Woman's solar-powered lanterns bring light to Ukraine facing blackouts from Russian attacks

"I knew I had to bring the lights to the children," Alice Min Soo Chun said.

ByEyewitness News WLS logo
Friday, January 6, 2023
Woman's solar-powered lanterns brighten spirits of Ukrainian children
Alice Min Soo Chun's Solight Lanterns are bringing the gift of light to Ukrainian children facing blackouts due to Russia's attacks on the power grid.

UKRAINE -- One woman has made it her mission to, literally, bring the gift of light to Ukraine as Russia targets the power grid with their attacks, forcing constant blackouts.

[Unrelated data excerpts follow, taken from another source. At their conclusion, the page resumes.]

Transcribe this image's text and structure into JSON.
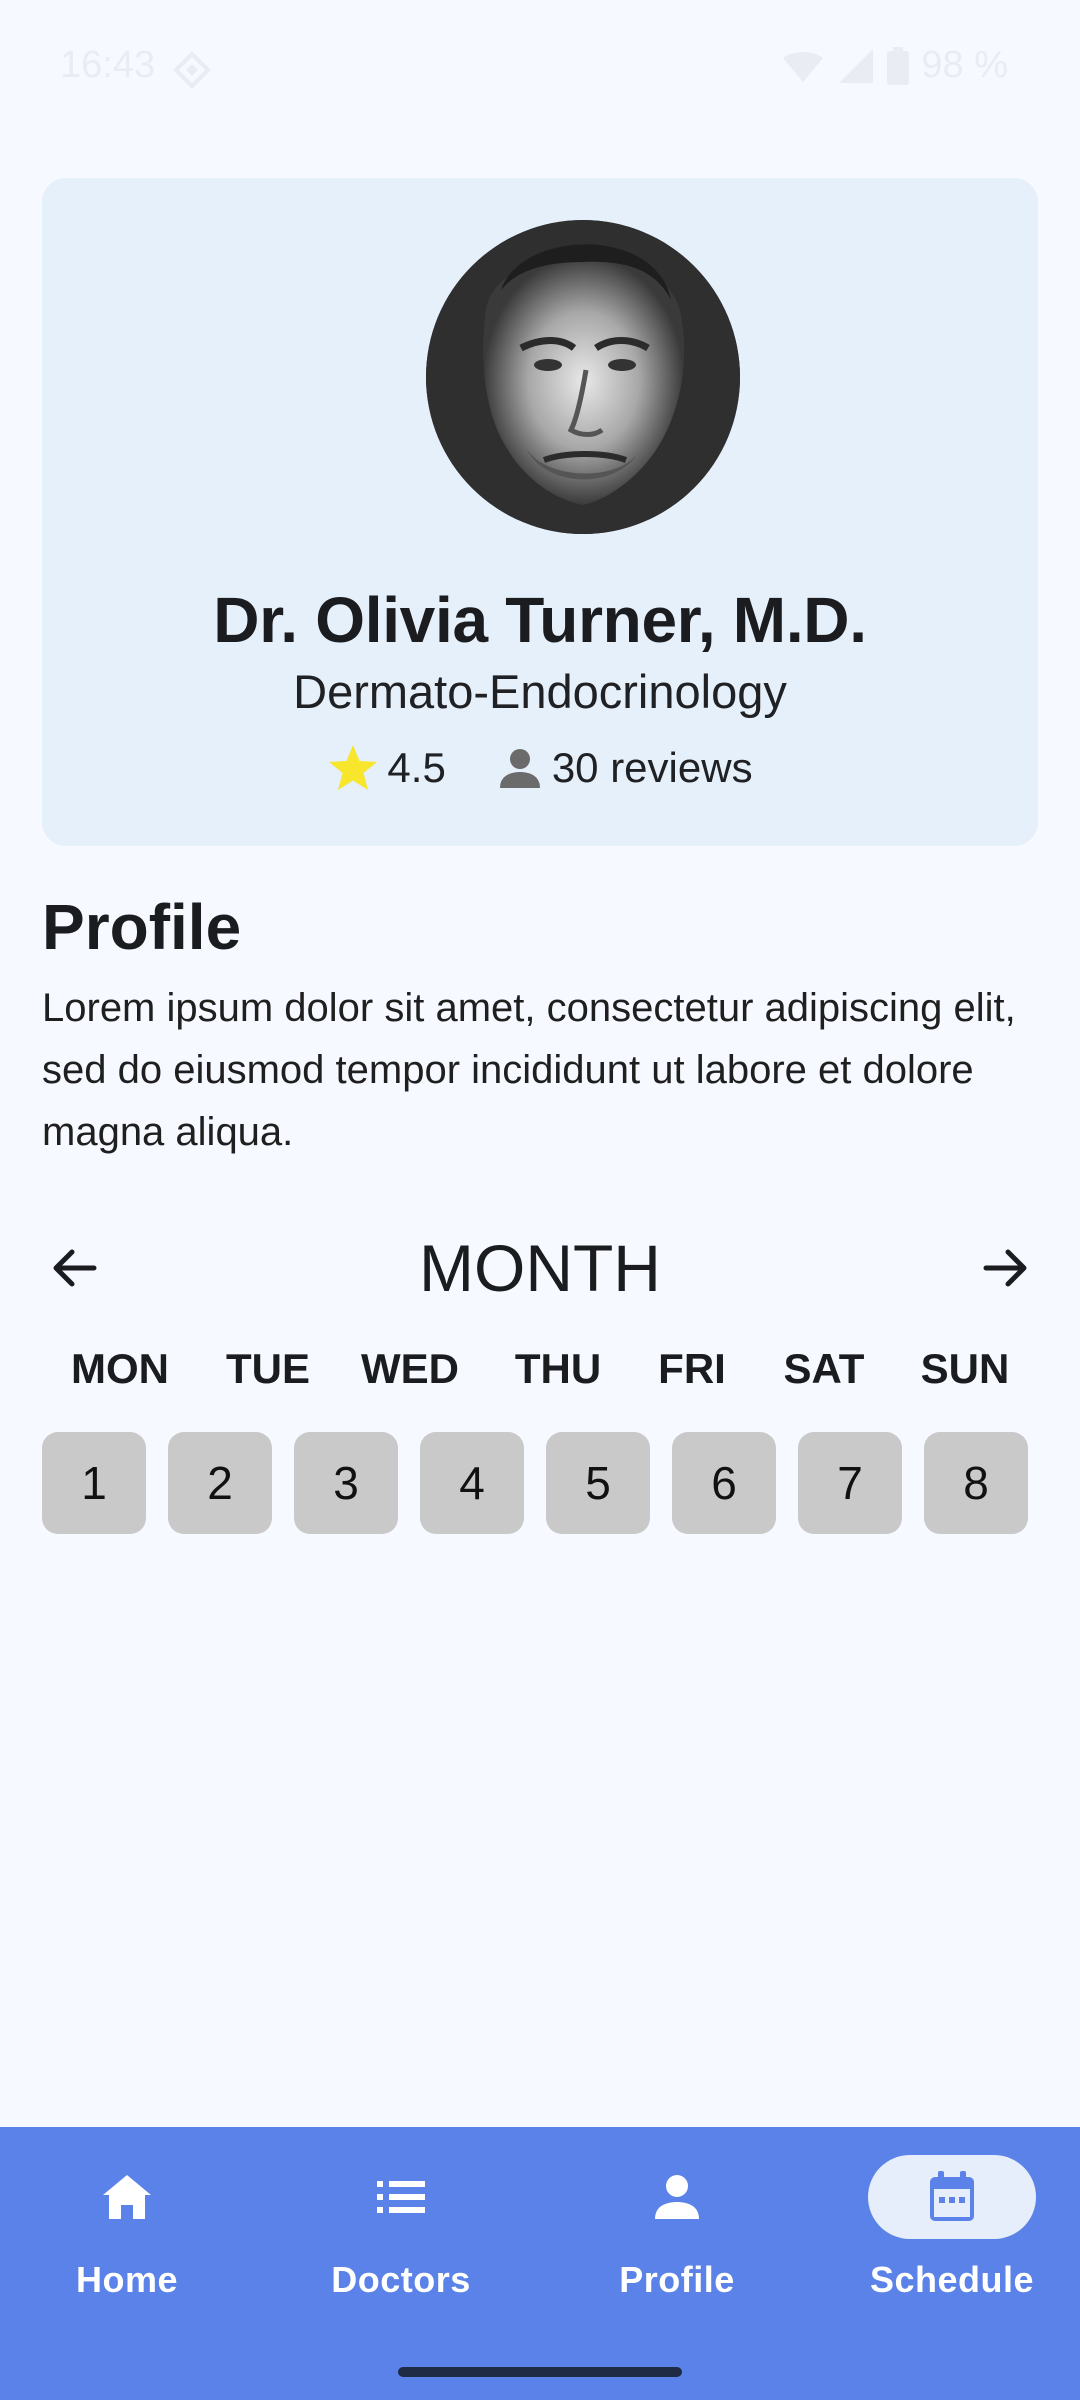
{
  "status": {
    "time": "16:43",
    "battery": "98 %"
  },
  "doctor": {
    "name": "Dr. Olivia Turner, M.D.",
    "specialty": "Dermato-Endocrinology",
    "rating": "4.5",
    "reviews": "30 reviews"
  },
  "profile": {
    "title": "Profile",
    "description": "Lorem ipsum dolor sit amet, consectetur adipiscing elit, sed do eiusmod tempor incididunt ut labore et dolore magna aliqua."
  },
  "calendar": {
    "month": "MONTH",
    "weekdays": [
      "MON",
      "TUE",
      "WED",
      "THU",
      "FRI",
      "SAT",
      "SUN"
    ],
    "dates": [
      "1",
      "2",
      "3",
      "4",
      "5",
      "6",
      "7",
      "8"
    ]
  },
  "nav": {
    "items": [
      {
        "label": "Home",
        "icon": "home-icon"
      },
      {
        "label": "Doctors",
        "icon": "list-icon"
      },
      {
        "label": "Profile",
        "icon": "person-icon"
      },
      {
        "label": "Schedule",
        "icon": "calendar-icon"
      }
    ],
    "active": "Schedule"
  },
  "colors": {
    "background": "#f6f9ff",
    "card": "#e5f0fb",
    "nav": "#5b82e8",
    "date_box": "#c9c9c9",
    "star": "#f7e62b"
  }
}
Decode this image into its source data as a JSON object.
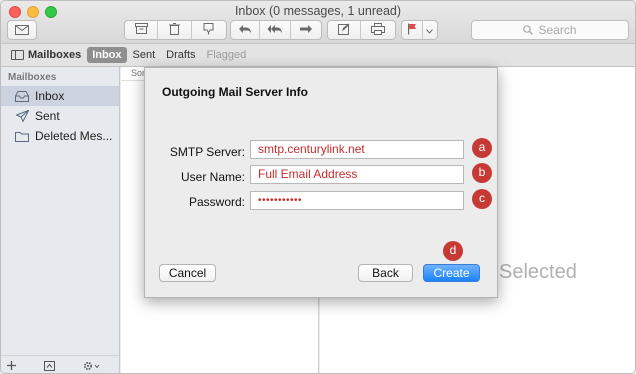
{
  "window": {
    "title": "Inbox (0 messages, 1 unread)"
  },
  "toolbar": {
    "icons": [
      "compose-icon",
      "archive-icon",
      "trash-icon",
      "junk-icon",
      "reply-icon",
      "reply-all-icon",
      "forward-icon",
      "new-note-icon",
      "print-icon",
      "flag-icon",
      "chevron-down-icon"
    ],
    "search_placeholder": "Search"
  },
  "favorites": {
    "mailboxes": "Mailboxes",
    "inbox": "Inbox",
    "sent": "Sent",
    "drafts": "Drafts",
    "flagged": "Flagged"
  },
  "sidebar": {
    "heading": "Mailboxes",
    "items": [
      {
        "label": "Inbox",
        "icon": "inbox-icon"
      },
      {
        "label": "Sent",
        "icon": "paper-plane-icon"
      },
      {
        "label": "Deleted Mes...",
        "icon": "folder-icon"
      }
    ]
  },
  "list": {
    "sort_label": "Sor"
  },
  "viewer": {
    "empty_text": "Selected"
  },
  "dialog": {
    "title": "Outgoing Mail Server Info",
    "smtp_label": "SMTP Server:",
    "smtp_value": "smtp.centurylink.net",
    "username_label": "User Name:",
    "username_value": "Full Email Address",
    "password_label": "Password:",
    "password_value": "•••••••••••",
    "cancel": "Cancel",
    "back": "Back",
    "create": "Create"
  },
  "badges": {
    "a": "a",
    "b": "b",
    "c": "c",
    "d": "d"
  },
  "colors": {
    "badge": "#c63a36",
    "field_text": "#c62d2d",
    "primary_button": "#1a82fb"
  }
}
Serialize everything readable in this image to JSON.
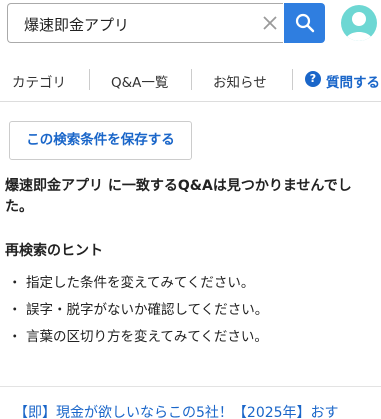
{
  "search": {
    "query": "爆速即金アプリ"
  },
  "nav": {
    "items": [
      {
        "label": "カテゴリ"
      },
      {
        "label": "Q&A一覧"
      },
      {
        "label": "お知らせ"
      },
      {
        "label": "質問する"
      }
    ]
  },
  "save_condition": {
    "label": "この検索条件を保存する"
  },
  "result": {
    "message": "爆速即金アプリ に一致するQ&Aは見つかりませんでした。"
  },
  "hints": {
    "title": "再検索のヒント",
    "bullet": "・",
    "items": [
      "指定した条件を変えてみてください。",
      "誤字・脱字がないか確認してください。",
      "言葉の区切り方を変えてみてください。"
    ]
  },
  "related": {
    "link_text": "【即】現金が欲しいならこの5社！【2025年】おす"
  },
  "colors": {
    "accent": "#2f7ee0",
    "link": "#1a66c9",
    "avatar": "#6dd7d3"
  }
}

It's been 10 dark months since Russia's invasion of Ukraine, culminating in 10 months of needless war, countless deaths and widespread destruction that has taken its toll on the Ukraine power grid.

"I knew I had to bring the lights to the children," Alice Min Soo Chun said.

Chun is now traveling across Ukraine to deliver her solar-powered lamps to those in need.

"Now you have the power of your sun in your hands," she said. "If you keep fighting with that light in your heart and your imagination, there's nothing you can't do and it's the greatest weapon against injustice."

Chun's Solight Lanterns have two big supporters in Disney CEO Bob Iger and his wife, Willow Bay, Dean of the Annenberg School for Communication and Journalism at USC.

They saw her work on 'Gutsy,' a show on Apple TV+ where Hillary and Chelsea Clinton showcase some of the world's bravest women.

In a suburb of Kyiv, where blackouts have become part of everyday life, Chun visited 10-year-old Ruth and her sister, both up-and-coming musicians.

They plan to use the lights when they don't have electricity.

On the program 'Gusty,' Chun called Bob Iger the person she admires the most, something the children of Ukraine may now be saying about her.

"These kids have been through so much more than anyone would ever want for a child," Chun said. "These children are the most innocent. And they're in a war and they have done nothing wrong."

She said what's important to her is that she's able to come here and tell the children that they haven't been forgotten.

"The world still cares about them and that there's hope for peace and victory for Ukraine," Chun said.